RECHTBANK UTRECHT
Sector strafrecht
Parketnummer: 16/601213-07
Datum uitspraak: 31 januari 2008
Vonnis van de meervoudige kamer voor strafzaken op tegenspraak
gewezen in de zaak tegen:
[verdachte],
geboren op [geboortedatum] 1962 te [geboorteplaats],
wonende te [woonadres], [woonplaats].
Raadsman: mr. W. Hendrickx.
Dit vonnis is gewezen naar aanleiding van het onderzoek op de terechtzitting van 17 januari 2008.
Aan de verdachte is ten laste gelegd wat in de dagvaarding is omschreven. Een kopie van die dagvaarding is als bijlage I aan dit vonnis gehecht. De inhoud daarvan geldt als hier ingevoegd.

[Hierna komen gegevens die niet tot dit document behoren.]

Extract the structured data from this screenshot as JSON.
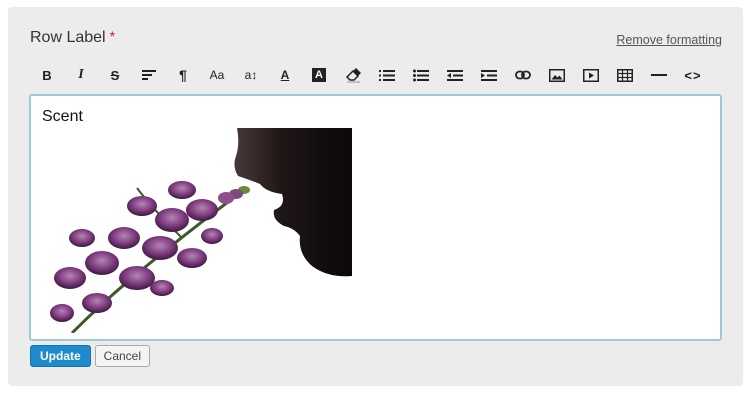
{
  "field": {
    "label": "Row Label",
    "required_mark": "*"
  },
  "toolbar": {
    "remove_formatting": "Remove formatting",
    "buttons": [
      {
        "name": "bold-icon",
        "glyph": "B"
      },
      {
        "name": "italic-icon",
        "glyph": "I"
      },
      {
        "name": "strikethrough-icon",
        "glyph": "S"
      },
      {
        "name": "align-icon",
        "glyph": ""
      },
      {
        "name": "paragraph-icon",
        "glyph": "¶"
      },
      {
        "name": "font-family-icon",
        "glyph": "Aa"
      },
      {
        "name": "font-size-icon",
        "glyph": "a↕"
      },
      {
        "name": "text-color-icon",
        "glyph": "A"
      },
      {
        "name": "background-color-icon",
        "glyph": "A"
      },
      {
        "name": "eraser-icon",
        "glyph": ""
      },
      {
        "name": "ordered-list-icon",
        "glyph": ""
      },
      {
        "name": "unordered-list-icon",
        "glyph": ""
      },
      {
        "name": "outdent-icon",
        "glyph": ""
      },
      {
        "name": "indent-icon",
        "glyph": ""
      },
      {
        "name": "link-icon",
        "glyph": ""
      },
      {
        "name": "image-icon",
        "glyph": ""
      },
      {
        "name": "video-icon",
        "glyph": ""
      },
      {
        "name": "table-icon",
        "glyph": ""
      },
      {
        "name": "horizontal-rule-icon",
        "glyph": ""
      },
      {
        "name": "code-view-icon",
        "glyph": "<>"
      }
    ]
  },
  "editor": {
    "text": "Scent"
  },
  "actions": {
    "update": "Update",
    "cancel": "Cancel"
  },
  "colors": {
    "primary": "#1e8ccc",
    "required": "#cc1f1f",
    "editor_border": "#9ccbd8",
    "panel": "#ececec"
  }
}
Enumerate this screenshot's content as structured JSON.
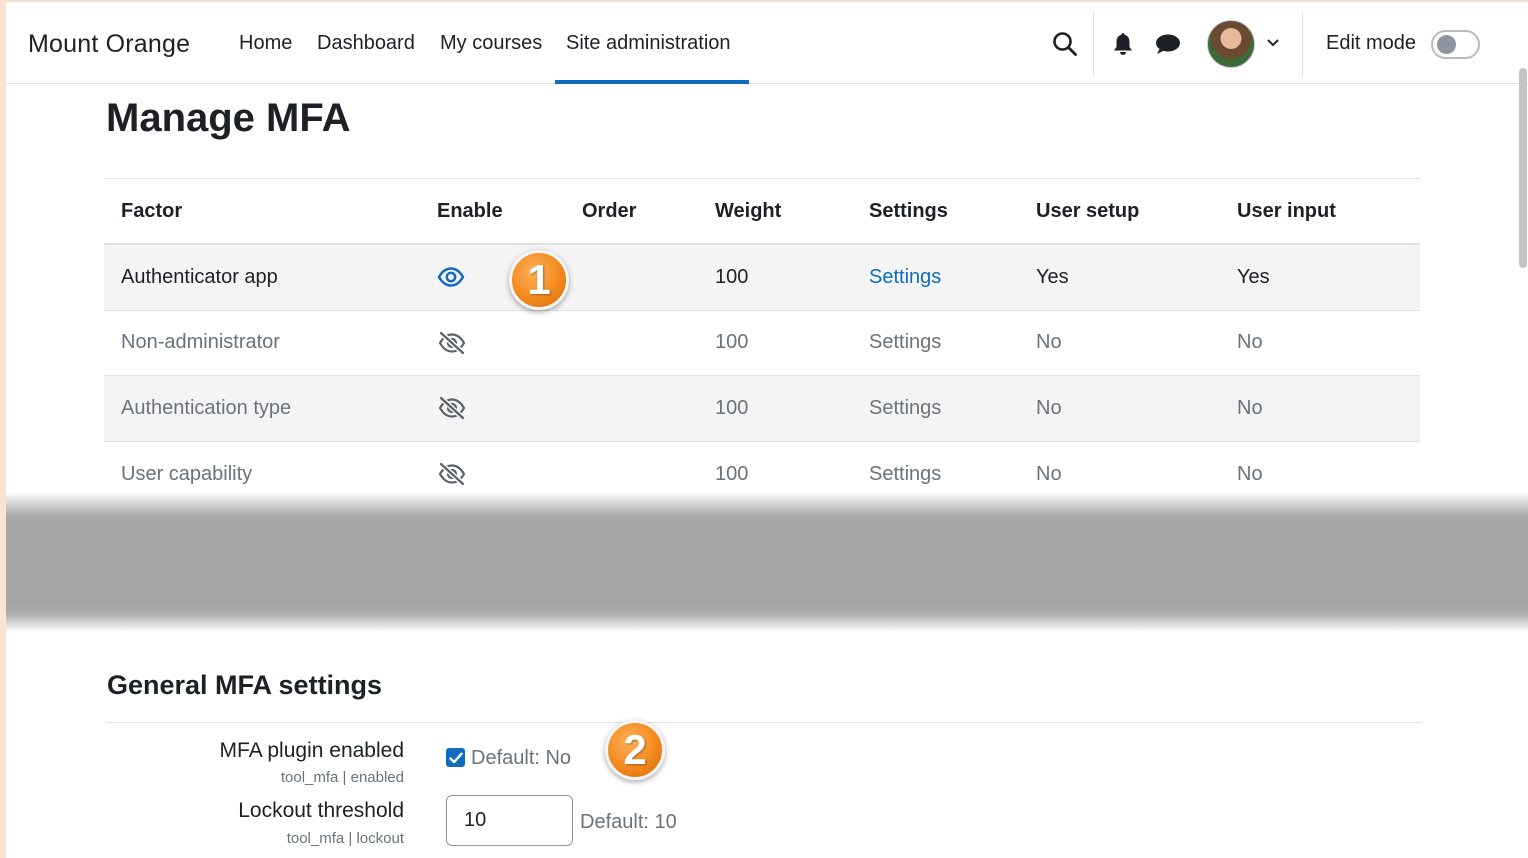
{
  "navbar": {
    "brand": "Mount Orange",
    "links": [
      "Home",
      "Dashboard",
      "My courses",
      "Site administration"
    ],
    "active_link": "Site administration",
    "edit_mode_label": "Edit mode",
    "edit_mode_on": false
  },
  "page": {
    "title": "Manage MFA"
  },
  "table": {
    "headers": [
      "Factor",
      "Enable",
      "Order",
      "Weight",
      "Settings",
      "User setup",
      "User input"
    ],
    "rows": [
      {
        "factor": "Authenticator app",
        "enabled": true,
        "order": "",
        "weight": "100",
        "settings": "Settings",
        "user_setup": "Yes",
        "user_input": "Yes"
      },
      {
        "factor": "Non-administrator",
        "enabled": false,
        "order": "",
        "weight": "100",
        "settings": "Settings",
        "user_setup": "No",
        "user_input": "No"
      },
      {
        "factor": "Authentication type",
        "enabled": false,
        "order": "",
        "weight": "100",
        "settings": "Settings",
        "user_setup": "No",
        "user_input": "No"
      },
      {
        "factor": "User capability",
        "enabled": false,
        "order": "",
        "weight": "100",
        "settings": "Settings",
        "user_setup": "No",
        "user_input": "No"
      }
    ]
  },
  "callouts": [
    "1",
    "2"
  ],
  "general": {
    "title": "General MFA settings",
    "plugin_enabled": {
      "label": "MFA plugin enabled",
      "key": "tool_mfa | enabled",
      "checked": true,
      "default": "Default: No"
    },
    "lockout": {
      "label": "Lockout threshold",
      "key": "tool_mfa | lockout",
      "value": "10",
      "default": "Default: 10"
    }
  },
  "colors": {
    "accent": "#0f6cbf",
    "callout": "#f28a1e",
    "muted_text": "#6a737b"
  },
  "icons": {
    "search": "search-icon",
    "notifications": "bell-icon",
    "messages": "chat-icon",
    "user_menu": "chevron-down-icon",
    "enabled": "eye-icon",
    "disabled": "eye-slash-icon"
  }
}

De ontvankelijkheid van de officier van justitie ten aanzien van feit 3
De raadsman heeft zich op het standpunt gesteld dat de officier van justitie niet ontvankelijk dient te worden verklaard voor wat betreft feit 3 nu het noodzakelijke klachtformulier niet door aangever [aangever 1] is ondertekend.
De officier van justitie is de mening toegedaan dat weliswaar de klacht niet is ondertekend door [aangever 1], maar dat uit het hoofdproces-verbaal voldoende blijkt dat [aangever 1] vervolging van dit feit wenst.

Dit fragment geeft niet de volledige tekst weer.